Release Me (Stark Trilogy, #1)(52)
She turns away from him and launches herself into the woods and vanishes from sight.
He takes the first sucking breath he might have taken in a minute. His head buzzes with blood and his hand is over his heart and his foot is jammed against the brake so hard his leg is cramping up.
Before he can decide whether to knock the gearshift into park or reverse, the door swings open. He is staring into the muzzle of a pistol. His eyes have trouble focusing on the woman beyond it, her face as narrow as a blade. “Kill the ignition and get on the ground,” she says.
Earlier that day, he stood in his room, his closet door hanging ajar. In his hand was the T-shirt. The one he was wearing that day on the plane. A continent of blood dried across it. They cut it off him and tossed it in a plastic biohazard bag that he later swiped on impulse and hid away. He doesn’t know why. Maybe the same thing that compels people to keep a lost tooth in an envelope or an appendix in a glass jar. It seemed important. He held the shirt up, stiff and rust colored, like a second skin he had outgrown. It smelled like metal and sharpened his breathing and made him feel stabbed through with shame. He balled it up, bits of blood flaking off it, and shoved it into the back corner of his closet and covered it with a magazine.
Now he has another shirt to add to the collection, its fabric ripped and spotted red along his left shoulder. A smear of dirt runs along the belly from when the woman shoved him and he stumbled and fell and caught himself with an outstretched hand.
“Why did you come back? What are you doing here?” she says and kicks him in the hip. “Speak.”
Pricks of pain bother his shoulder when he pushes himself into a seated position. The woman is standing over him with the pistol an inch from his eye, and then closer still, so that his vision waters and he can smell the gun oil. His voice comes out strangled when he says he wanted to check on her, that’s all, to see if she was all right.
She cocks her head, searching his face. “Bad choice.” She motions with the gun, tells him to get up, walk ahead of her. With the Jeep ticking behind them, they start off in the direction of the cabin. He puts his hands in his pockets and she says, no, keep them out and keep walking. A cold wind blows and a gray dust devil rises from the gravel and twists its way toward him and batters him with its grit.
The cabin, smaller than he remembers it, raised foundation, railed-in porch. The woman tells him to open the door and he does and a slab of light falls across the floor, punched through with his shadow, and then the woman’s, when she comes up behind him and nudges him forward, the pistol biting his spine.

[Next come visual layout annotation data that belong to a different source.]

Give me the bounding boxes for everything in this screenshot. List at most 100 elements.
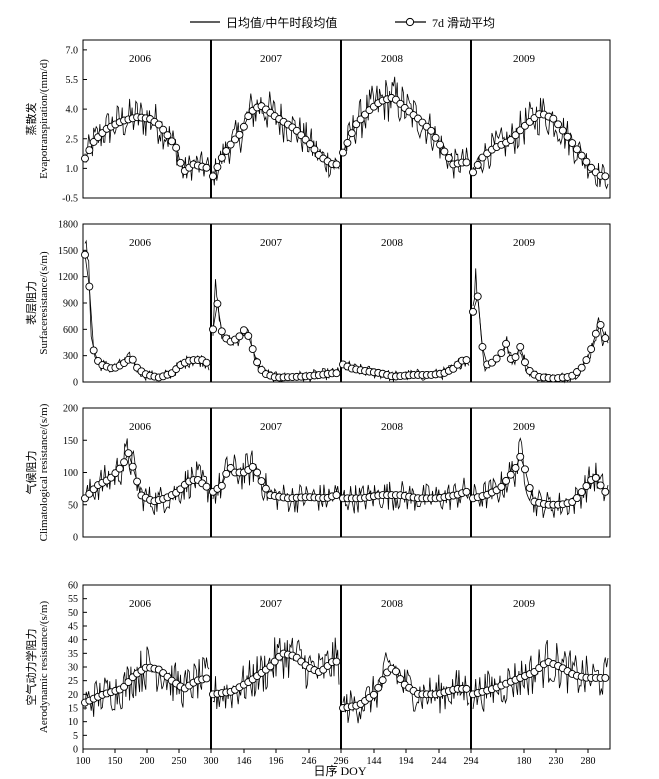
y-tick-label: 5.5 <box>66 75 79 86</box>
y-tick-label: 1.0 <box>66 164 79 175</box>
smooth-point <box>248 462 257 471</box>
smooth-point <box>511 464 520 472</box>
y-axis-label-zh: 气候阻力 <box>24 451 38 495</box>
y-tick-label: 0 <box>73 378 78 389</box>
smooth-point <box>85 146 94 155</box>
legend-smooth-label: 7d 滑动平均 <box>432 16 495 30</box>
x-tick-label: 194 <box>399 756 414 767</box>
smooth-point <box>120 682 129 691</box>
smooth-point <box>582 482 591 490</box>
smooth-point <box>128 462 137 471</box>
smooth-point <box>521 465 529 474</box>
smooth-point <box>511 131 520 140</box>
smooth-point <box>563 132 572 141</box>
smooth-point <box>378 676 387 685</box>
year-label: 2009 <box>513 53 536 65</box>
smooth-point <box>115 464 124 473</box>
smooth-point <box>213 299 222 308</box>
smooth-point <box>374 683 383 692</box>
x-tick-label: 100 <box>76 756 91 767</box>
smooth-point <box>89 346 98 355</box>
smooth-point <box>506 136 515 144</box>
smooth-point <box>473 292 482 301</box>
year-label: 2006 <box>129 598 152 610</box>
smooth-point <box>516 452 525 461</box>
smooth-point <box>133 477 142 486</box>
y-tick-label: 2.5 <box>66 134 79 145</box>
x-tick-label: 146 <box>237 756 252 767</box>
smooth-point <box>261 484 270 493</box>
y-axis-label-zh: 空气动力学阻力 <box>24 629 38 706</box>
y-axis-label-en: Evapotranspiration/(mm/d) <box>38 59 50 179</box>
smooth-point <box>601 172 610 181</box>
y-tick-label: 4.0 <box>66 105 79 116</box>
x-tick-label: 150 <box>108 756 123 767</box>
y-tick-label: 300 <box>63 351 78 362</box>
smooth-point <box>163 131 172 140</box>
y-tick-label: 55 <box>68 594 78 605</box>
smooth-point <box>497 482 506 491</box>
year-label: 2007 <box>260 237 283 249</box>
x-axis-label: 日序 DOY <box>314 763 367 778</box>
daily-series-line <box>212 450 340 513</box>
year-label: 2009 <box>513 421 536 433</box>
smooth-point <box>120 458 129 467</box>
y-tick-label: 40 <box>68 635 78 646</box>
y-tick-label: 25 <box>68 676 78 687</box>
smooth-point <box>209 325 217 334</box>
smooth-point <box>436 140 444 149</box>
smooth-point <box>235 332 244 341</box>
y-tick-label: 600 <box>63 325 78 336</box>
smooth-point <box>347 129 356 138</box>
smooth-point <box>444 154 453 162</box>
y-tick-label: 0 <box>73 533 78 544</box>
y-tick-label: 900 <box>63 299 78 310</box>
smooth-point <box>577 488 586 497</box>
y-tick-label: 50 <box>68 500 78 511</box>
smooth-point <box>81 250 89 259</box>
y-axis-label-zh: 蒸散发 <box>24 103 38 136</box>
year-label: 2007 <box>260 53 283 65</box>
smooth-point <box>202 674 211 683</box>
smooth-point <box>601 334 610 343</box>
smooth-point <box>222 469 231 478</box>
y-tick-label: 50 <box>68 608 78 619</box>
smooth-point <box>167 137 176 146</box>
daily-series-line <box>84 646 210 717</box>
y-axis-label-en: Surfaceresistance/(s/m) <box>38 251 50 355</box>
smooth-point <box>554 120 562 129</box>
smooth-point <box>525 484 534 492</box>
x-tick-label: 244 <box>432 756 447 767</box>
smooth-point <box>124 449 133 458</box>
year-label: 2008 <box>381 421 404 433</box>
panel-evapotranspiration: -0.5 1.0 2.5 4.0 5.5 7.0 蒸散发 Evapotranspiration… <box>24 39 611 205</box>
year-label: 2006 <box>129 237 152 249</box>
smooth-point <box>582 157 591 166</box>
smooth-point <box>369 690 378 699</box>
smooth-point <box>511 353 520 362</box>
smooth-point <box>502 339 511 348</box>
y-tick-label: 200 <box>63 404 78 415</box>
x-axis-ticks: 100 150 200 250 300 146 196 246 296 144 194 244 294 1… <box>76 749 596 767</box>
smooth-point <box>244 112 253 121</box>
y-tick-label: 100 <box>63 468 78 479</box>
smooth-point <box>462 684 471 693</box>
x-tick-label: 196 <box>269 756 284 767</box>
smooth-point <box>352 120 361 129</box>
year-label: 2006 <box>129 53 152 65</box>
smooth-point <box>431 133 440 142</box>
x-tick-label: 250 <box>172 756 187 767</box>
panel-climatological-resistance: 0 50 100 150 200 气候阻力 Climatological resistanc… <box>24 403 611 544</box>
smooth-point <box>473 161 482 169</box>
smooth-point <box>253 358 262 367</box>
year-label: 2008 <box>381 598 404 610</box>
x-tick-label: 200 <box>140 756 155 767</box>
smooth-point <box>332 491 341 500</box>
smooth-point <box>462 487 471 496</box>
smooth-point <box>469 168 477 177</box>
smooth-point <box>427 126 436 135</box>
smooth-point <box>596 320 605 329</box>
y-axis-label-en: Aerodynamic resistance/(s/m) <box>38 601 50 734</box>
smooth-point <box>577 363 586 372</box>
smooth-point <box>502 476 511 485</box>
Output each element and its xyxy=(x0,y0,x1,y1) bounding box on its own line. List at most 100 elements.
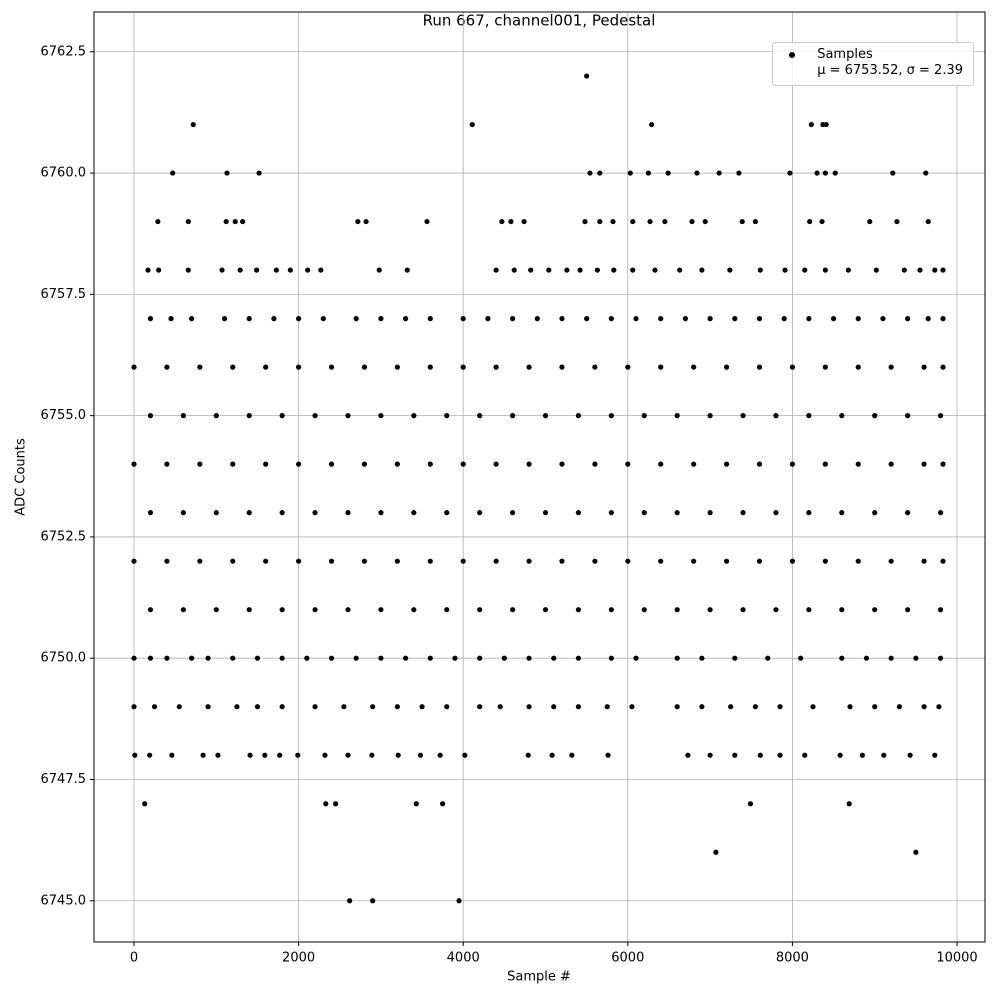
point xyxy=(205,704,211,710)
x-axis-label: Sample # xyxy=(507,970,571,985)
point xyxy=(345,413,351,419)
point xyxy=(808,121,814,128)
point xyxy=(822,364,828,370)
point xyxy=(542,510,549,516)
point xyxy=(164,558,170,564)
point xyxy=(246,510,252,516)
point xyxy=(707,316,713,322)
point xyxy=(254,267,260,273)
point xyxy=(378,510,384,516)
point xyxy=(361,558,368,564)
point xyxy=(723,364,730,370)
point xyxy=(830,316,837,322)
point xyxy=(839,607,845,613)
point xyxy=(485,316,491,322)
point xyxy=(575,607,582,613)
point xyxy=(271,316,277,322)
point xyxy=(320,316,326,322)
legend: Samples μ = 6753.52, σ = 2.39 xyxy=(772,42,974,86)
point xyxy=(452,655,458,661)
point xyxy=(190,121,196,128)
point xyxy=(378,655,384,661)
point xyxy=(462,752,468,758)
point xyxy=(559,316,565,322)
point xyxy=(323,801,329,807)
point xyxy=(223,218,229,225)
point xyxy=(921,461,927,467)
point xyxy=(872,510,878,516)
point xyxy=(702,218,708,225)
point xyxy=(378,316,384,322)
point xyxy=(273,267,279,273)
point xyxy=(658,364,664,370)
point xyxy=(509,413,516,419)
point xyxy=(913,849,919,855)
point xyxy=(345,510,351,516)
point xyxy=(839,413,845,419)
point xyxy=(312,413,318,419)
point xyxy=(444,607,450,613)
plot-frame xyxy=(93,11,986,943)
point xyxy=(525,752,531,758)
point xyxy=(789,558,796,564)
point xyxy=(905,510,911,516)
point xyxy=(587,170,593,176)
point xyxy=(369,752,375,758)
point xyxy=(728,704,734,710)
point xyxy=(641,510,647,516)
point xyxy=(723,461,730,467)
point xyxy=(564,267,570,273)
point xyxy=(295,752,301,758)
point xyxy=(424,218,430,225)
point xyxy=(806,607,812,613)
point xyxy=(901,267,907,273)
point xyxy=(247,752,253,758)
point xyxy=(814,170,820,176)
point xyxy=(460,364,466,370)
x-tick-label: 4000 xyxy=(447,951,480,966)
point xyxy=(402,316,409,322)
point xyxy=(592,364,598,370)
point xyxy=(707,510,713,516)
point xyxy=(752,704,758,710)
point xyxy=(427,558,433,564)
point xyxy=(888,461,894,467)
point xyxy=(256,170,262,176)
point xyxy=(237,267,243,273)
point xyxy=(180,510,186,516)
point xyxy=(497,704,503,710)
point xyxy=(394,461,400,467)
point xyxy=(855,558,861,564)
point xyxy=(355,218,361,225)
point xyxy=(411,510,417,516)
point xyxy=(937,607,944,613)
point xyxy=(477,655,483,661)
point xyxy=(872,704,878,710)
point xyxy=(611,267,617,273)
point xyxy=(147,752,153,758)
point xyxy=(312,510,318,516)
point xyxy=(493,461,499,467)
point xyxy=(888,364,894,370)
point xyxy=(630,218,636,225)
point xyxy=(807,218,813,225)
point xyxy=(189,655,195,661)
point xyxy=(925,218,931,225)
point xyxy=(279,413,285,419)
point xyxy=(740,413,746,419)
point xyxy=(732,752,738,758)
point xyxy=(200,752,206,758)
point xyxy=(940,267,946,273)
point xyxy=(328,558,335,564)
point xyxy=(625,364,631,370)
point xyxy=(526,655,532,661)
point xyxy=(917,267,923,273)
point xyxy=(777,752,783,758)
point xyxy=(376,267,382,273)
x-tick-label: 10000 xyxy=(936,951,977,966)
point xyxy=(765,655,771,661)
point xyxy=(597,170,603,176)
point xyxy=(641,413,647,419)
point xyxy=(584,316,590,322)
point xyxy=(318,267,324,273)
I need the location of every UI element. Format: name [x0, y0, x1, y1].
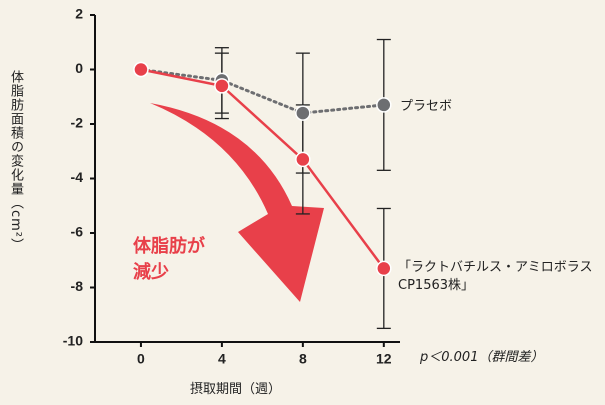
x-axis-label: 摂取期間（週）: [190, 382, 282, 397]
x-tick-label: 0: [137, 351, 145, 367]
data-point: [295, 151, 311, 168]
y-tick-label: -2: [71, 115, 84, 131]
y-tick-label: 0: [75, 60, 83, 76]
y-tick-label: -10: [63, 333, 83, 349]
series-line: [139, 68, 386, 270]
data-point: [376, 97, 392, 113]
decrease-arrow: [150, 103, 324, 302]
x-tick-label: 12: [376, 351, 392, 367]
series-line: [139, 68, 386, 115]
y-tick-label: -8: [71, 278, 84, 294]
series-label: プラセボ: [400, 99, 453, 114]
y-tick-label: -4: [71, 169, 84, 185]
y-axis-label: 体脂肪面積の変化量（cm²）: [8, 70, 23, 253]
y-tick-label: -6: [71, 224, 84, 240]
x-tick-label: 4: [218, 351, 226, 367]
y-tick-label: 2: [75, 6, 83, 22]
data-point: [376, 260, 392, 277]
series-label: 「ラクトバチルス・アミロボラス CP1563株」: [398, 260, 593, 293]
annotation: 体脂肪が: [133, 236, 205, 257]
p-value-note: p＜0.001（群間差）: [420, 350, 544, 365]
data-point: [214, 78, 230, 94]
data-point: [133, 61, 149, 78]
data-point: [295, 105, 311, 121]
annotation: 減少: [133, 262, 169, 283]
x-tick-label: 8: [299, 351, 307, 367]
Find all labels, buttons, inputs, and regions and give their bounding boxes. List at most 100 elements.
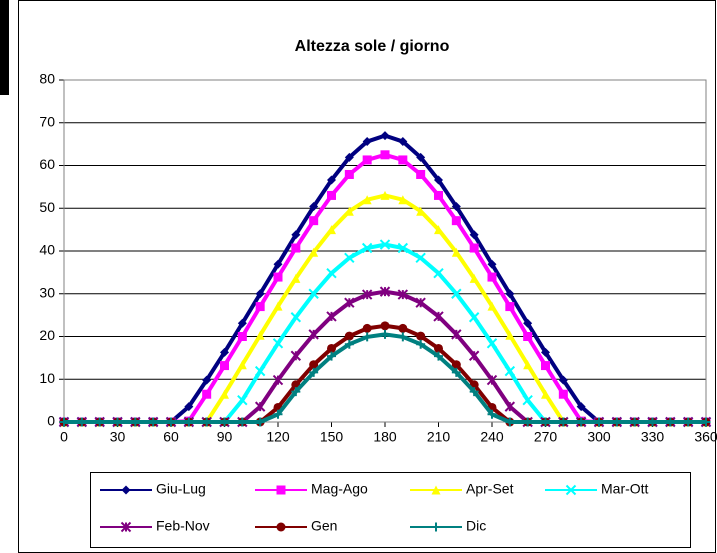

The girl is waiting for him. The girl, no longer transformed. Lights off, curled up on the couch, her posture hunched over, as though she has a hook inside her. She wears a gray hooded sweatshirt and black sweatpants. Her sandy hair is chopped short now, and though he doesn’t like that look on everybody, he likes it on her. Her nose and cheeks are dusted with freckles that get lost in the fresh bruises darkening her face—the effect of transforming. She sucks at her mouth and runs a tongue along her teeth. A dime of blood has dried beneath her lips and she knuckles it away.
“It hurts,” she says to the woman.
“Get used to it.”
The air smells stale. Dust and grease and body odor. The woman snaps on a lamp and splashes the room with light, and it is then that he notices the boarded-up windows, making the small room seem even smaller, a couch, a chair, a coffee table, a bureau, and barely space for their three bodies. The woman closes the door behind them, twists the deadbolt into place. The high ceiling with exposed rafters is the only thing that fights the claustrophobia.
The girl looks at him for the first time since he entered the cabin, her eyes red puddles. “Why did you come back?”
“I wanted to see you.”
A small smile dies as soon as it forms. “You shouldn’t have.”
The woman, still behind him, says, “I told you you were stupid to bring him here.”
“Too late for that.”
He feels the gun at his ear. It seems to give off its own noise, an undersound, like a struck tuning fork. “But not too late to put a bullet in his head.”
Some silent message seems to pass between the girl and the woman. They leave him in the living room—the woman first patting him down, telling him he cannot run fast enough to escape her, so don’t bother—and retreat to the back of the cabin, thunking closed a door behind them.
He can hear their voices snapping back and forth, but not what they say. His initial fear has faded, replaced by a sickening confusion. She is a lycan. She scratched him, but he thinks—he hopes—the disease spreads only through blood, through sex.
She is what his father fights. She is what Max rails against. She is what brought down three planes and their passengers. The face of the plague, the creature made monstrous in so many novels and films and cop dramas and comic books—
But now she’s just a girl with choppy hair, wearing a sweatshirt and sweatpants, who walks past him, opens the door, and says, “Come on.” When he doesn’t follow, she stops there, hand on the knob, framed in a rectangle of daylight, and looks back at him. “Come on already.”
They walk from the cabin and into the dark breadth of trees. The ground is dusted with snow. She doesn’t look back at him—she just assumes he will follow—and he does. He glances over his shoulder, just before the cabin disappears from sight, and sees the woman standing on the porch, watching them go.